Kartini menulis untuk mendidik, tapi banyak konten perempuan hari ini justru terjebak tren tanpa substansi. Misalnya saja konten tentang tutorial skincare yang tidak berdasar medis, quote motivasi palsu “kata Kartini”, dan bahkan sampai berita viral yang belum diverifikasi.
Ambil kasus #BijakBersamaTikTok 2023: survei menemukan 7 dari 10 konten “perawatan wajah ala Kartini” justru mengandung misinformasi bahan kimia. Padahal, Kartini sendiri sangat ketat dalam referensi—suratnya kepada Stella Zeehandelaar tahun 1899 bahkan menyertakan catatan kaki dari buku kedokteran Belanda.
Selama magang di lembaga pers mahasiswa, saya belajar bahwa menulis yang bertanggung jawab harus berdasar data seperti Kartini yang merujuk buku, mempertimbangkan dampak seperti surat Kartini selalu punya tujuan jelas, bebas dari bias karena hoaks sering menarget emosi perempuan.

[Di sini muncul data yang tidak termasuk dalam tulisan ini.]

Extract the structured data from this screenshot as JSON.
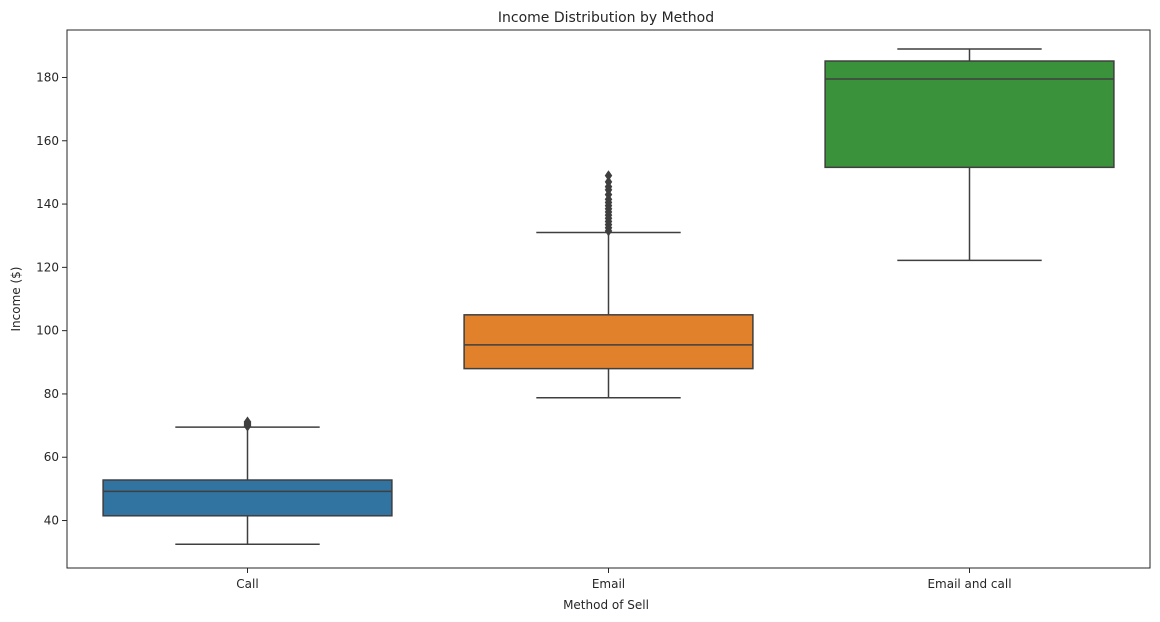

Perempuan Pengelola Informasi
Jika dulu Kartini adalah pustakawan pribadi bagi dirinya sendiri dengan koleksi ratusan buku, kini mahasiswa lulusan program studi yang menyelami dunia literasi informasi bisa menjadi pustakawan digital yang mengajarkan literasi informasi, data analyst yang memastikan data gender tidak bias, ataupun sebagai content creator edukatif yang memerangi hoaks.
Contoh nyata: program “Ibu Melek Data” di perpustakaan daerah, mengajarkan ibu-ibu membaca grafik stunting—langsung berdampak pada kesadaran gizi anak, mereka diajarkan membaca DOI (Digital Object Identifier) pada artikel kesehatan, melacak versi terkini panduan resmi pemerintah, dan membuat content warning untuk info sensitif.
Menurut IFLA Global Vision Report 2023, 82% pustakawan perempuan di Asia Tenggara kini merangkap sebagai : Digital literacy trainer, Community research assistant, dan Local heritage curator.
“Jika dulu Kartini berkata ‘Habis Gelap Terbitlah Terang’, maka versi kita adalah: ‘Habis Hoaks Terbitlah Fakta’!”
Kartini tidak pernah memegang smartphone, tapi semangatnya tetap relevan “Perempuan harus cerdas, bukan hanya bisa like dan share.”
Mari teruskan perjuangannya dengan kritis terhadap informasi, menulis konten yang memberdayakan, dan menyuarakan pentingnya literasi digital. “Dulu Kartini menulis di atas kertas, sekarang kita menulis di atas timeline.”